The judge held that section 1(3)(a)(i) of the Law of Property (Miscellaneous Provisions) Act 1989 did not require the witness to attest (that is, sign a statement that the party has signed in their presence) in the signatory's presence or do so contemporaneously with the parties (assuming the witness did indeed observe the relevant signatory party signing). Even if there were such a requirement, it would be satisfied by the witness attesting on the same day, and irrespective of whether the signatory was present.
High Court considers whether invoking enhanced voting rights in an insolvency event constitutes unfair prejudice
This case concerned an unfair prejudice petition issued by Mr Paul Durose and certain other individuals who were some of the original shareholders in a company that had a business marketing, selling and exploiting the potential of a novel gas safety product. The company had entered administration on 14 October 2020 and was dissolved on 18 January 2022.

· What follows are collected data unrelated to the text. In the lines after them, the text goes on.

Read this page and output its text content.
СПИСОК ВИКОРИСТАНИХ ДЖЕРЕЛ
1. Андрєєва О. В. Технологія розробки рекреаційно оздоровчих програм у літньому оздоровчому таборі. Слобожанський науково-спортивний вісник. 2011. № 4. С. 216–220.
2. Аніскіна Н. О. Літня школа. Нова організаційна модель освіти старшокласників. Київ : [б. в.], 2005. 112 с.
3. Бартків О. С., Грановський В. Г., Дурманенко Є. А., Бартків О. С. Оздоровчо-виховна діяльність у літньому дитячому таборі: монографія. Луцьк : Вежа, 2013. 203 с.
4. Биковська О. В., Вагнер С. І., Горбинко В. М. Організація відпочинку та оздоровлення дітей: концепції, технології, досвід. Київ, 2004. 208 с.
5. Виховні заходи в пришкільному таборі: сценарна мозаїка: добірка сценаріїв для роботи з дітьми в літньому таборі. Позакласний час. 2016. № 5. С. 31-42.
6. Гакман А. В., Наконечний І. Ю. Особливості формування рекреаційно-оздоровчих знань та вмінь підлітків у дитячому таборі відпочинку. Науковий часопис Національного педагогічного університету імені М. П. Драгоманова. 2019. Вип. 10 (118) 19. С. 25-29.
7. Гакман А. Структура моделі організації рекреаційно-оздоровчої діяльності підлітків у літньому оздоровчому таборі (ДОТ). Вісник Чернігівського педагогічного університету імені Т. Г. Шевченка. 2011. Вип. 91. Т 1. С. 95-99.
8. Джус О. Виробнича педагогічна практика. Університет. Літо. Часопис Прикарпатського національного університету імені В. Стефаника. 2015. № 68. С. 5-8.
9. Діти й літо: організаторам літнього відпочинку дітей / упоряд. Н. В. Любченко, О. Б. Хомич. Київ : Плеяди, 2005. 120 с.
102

The second respondent (a private equity fund) had made a £7 million investment into the company for a 30% stake through a special purpose investment vehicle (the first respondent). The investment agreements, which included a new set of articles for the company, provided that in certain defined circumstances, including the occurrence of an “Insolvency Event” (defined to include any group company being unable to pay its debts as they fall due), the first respondent company could serve a “voting adjustment notice”, which would then entitle it to be treated as having 95% of members’ voting rights. The articles also allowed the first respondent in these circumstances to remove and replace directors.
The High Court considered whether the petitioners had been unfairly prejudiced on the basis that the second respondent had engineered an insolvency event, allowing it to invoke the enhanced voting rights and gain control of the company. The Court dismissed the petition and held that the respondents had simply acted in accordance with agreed terms and it was fair and just to hold the petitioners to the terms of the legal agreements.